Gli esponenti dem ricordano che il petrolchimico rientra tra i Siti di interesse nazionale (Sin) individuati per le bonifiche e sottolineano che la gestione non può limitarsi a interventi emergenziali o a prese di posizione solo dopo incidenti e problemi di odori.
“Sono certamente di rilevante portata le ripercussioni occupazionali e la complessità di un sistema industriale che rappresenta una componente strategica dell’economia nazionale“, affermano Di Giovanni, Gurrieri e Previtera, pur sostenendo che questo non deve impedire una riflessione complessiva sul futuro dell’area.
Nel documento vengono richiamate incidenze di alcune patologie tumorali, malattie respiratorie, polmoniti e allergie, elementi che, secondo gli autori, alimentano una “paura, spesso silenziosa” tra le popolazioni che vivono nei pressi degli impianti.
Per la segreteria cittadina Pd è necessario passare da una gestione emergenziale a una strategia strutturale: “Non è più possibile assistere, ogni volta che si verifica un incidente, oppure quando tornano a farsi sentire i miasmi, alle prese di posizione momentanee”, scrivono i tre esponenti.
La priorità indicata è l’avvio delle bonifiche: “È un diritto chiedere che finalmente e realmente si avviino le bonifiche di un territorio violentato per decenni”, si legge nel documento, con la richiesta che lo Stato si assuma le proprie responsabilità e le imprese concorrano al processo.

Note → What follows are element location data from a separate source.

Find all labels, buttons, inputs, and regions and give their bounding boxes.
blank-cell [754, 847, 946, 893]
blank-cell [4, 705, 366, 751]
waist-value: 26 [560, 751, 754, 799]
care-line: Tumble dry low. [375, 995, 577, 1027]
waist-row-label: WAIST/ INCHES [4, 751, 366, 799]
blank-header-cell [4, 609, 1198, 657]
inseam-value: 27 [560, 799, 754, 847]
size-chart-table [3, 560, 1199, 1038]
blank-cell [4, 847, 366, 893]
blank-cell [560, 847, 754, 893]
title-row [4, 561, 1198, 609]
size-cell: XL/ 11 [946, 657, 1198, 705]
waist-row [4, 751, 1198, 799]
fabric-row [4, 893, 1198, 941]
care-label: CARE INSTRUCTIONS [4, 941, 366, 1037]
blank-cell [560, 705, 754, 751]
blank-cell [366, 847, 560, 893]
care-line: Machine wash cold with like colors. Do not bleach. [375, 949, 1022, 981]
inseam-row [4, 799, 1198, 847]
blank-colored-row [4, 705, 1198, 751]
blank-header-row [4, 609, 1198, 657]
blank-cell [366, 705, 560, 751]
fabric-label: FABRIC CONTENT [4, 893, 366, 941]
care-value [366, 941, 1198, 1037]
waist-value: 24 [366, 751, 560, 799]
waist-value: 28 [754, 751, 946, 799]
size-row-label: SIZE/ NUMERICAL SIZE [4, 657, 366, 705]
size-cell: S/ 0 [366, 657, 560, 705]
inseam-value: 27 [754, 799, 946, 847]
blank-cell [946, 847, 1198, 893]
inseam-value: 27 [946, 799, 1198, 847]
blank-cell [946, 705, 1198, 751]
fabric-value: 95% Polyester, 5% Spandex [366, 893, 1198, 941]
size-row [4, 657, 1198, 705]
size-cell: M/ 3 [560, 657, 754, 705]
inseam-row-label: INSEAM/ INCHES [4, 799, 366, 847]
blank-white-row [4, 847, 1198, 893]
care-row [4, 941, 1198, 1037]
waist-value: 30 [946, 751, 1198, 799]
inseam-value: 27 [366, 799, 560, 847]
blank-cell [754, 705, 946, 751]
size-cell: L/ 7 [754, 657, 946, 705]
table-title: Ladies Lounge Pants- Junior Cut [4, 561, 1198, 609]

Accanto alle bonifiche e alla riconversione tecnologica, la segreteria Pd propone misure di ristoro per le comunità locali. Tra le indicazioni contenute nel documento figurano il carburante a prezzi agevolati per chi vive nell’area e, in particolare, la realizzazione di un reparto oncologico specializzato di alto livello come forma di “risarcimento etico-politico minimo”.
La riflessione degli esponenti dem parte dal peso economico del polo industriale ma arriva a interrogarsi sul modello di sviluppo: l’industria, osservano Di Giovanni, Gurrieri e Previtera, è stata per decenni “una madre generosa” che troppo spesso si è trasformata “in una matrigna”.
L’appello finale è a costruire un nuovo patto tra industria e territorio, fondato su rispetto e responsabilità, con l’obiettivo che il petrolchimico possa diventare “una risorsa, non una condanna”, conciliando occupazione, produzione, tutela ambientale e diritto alla salute.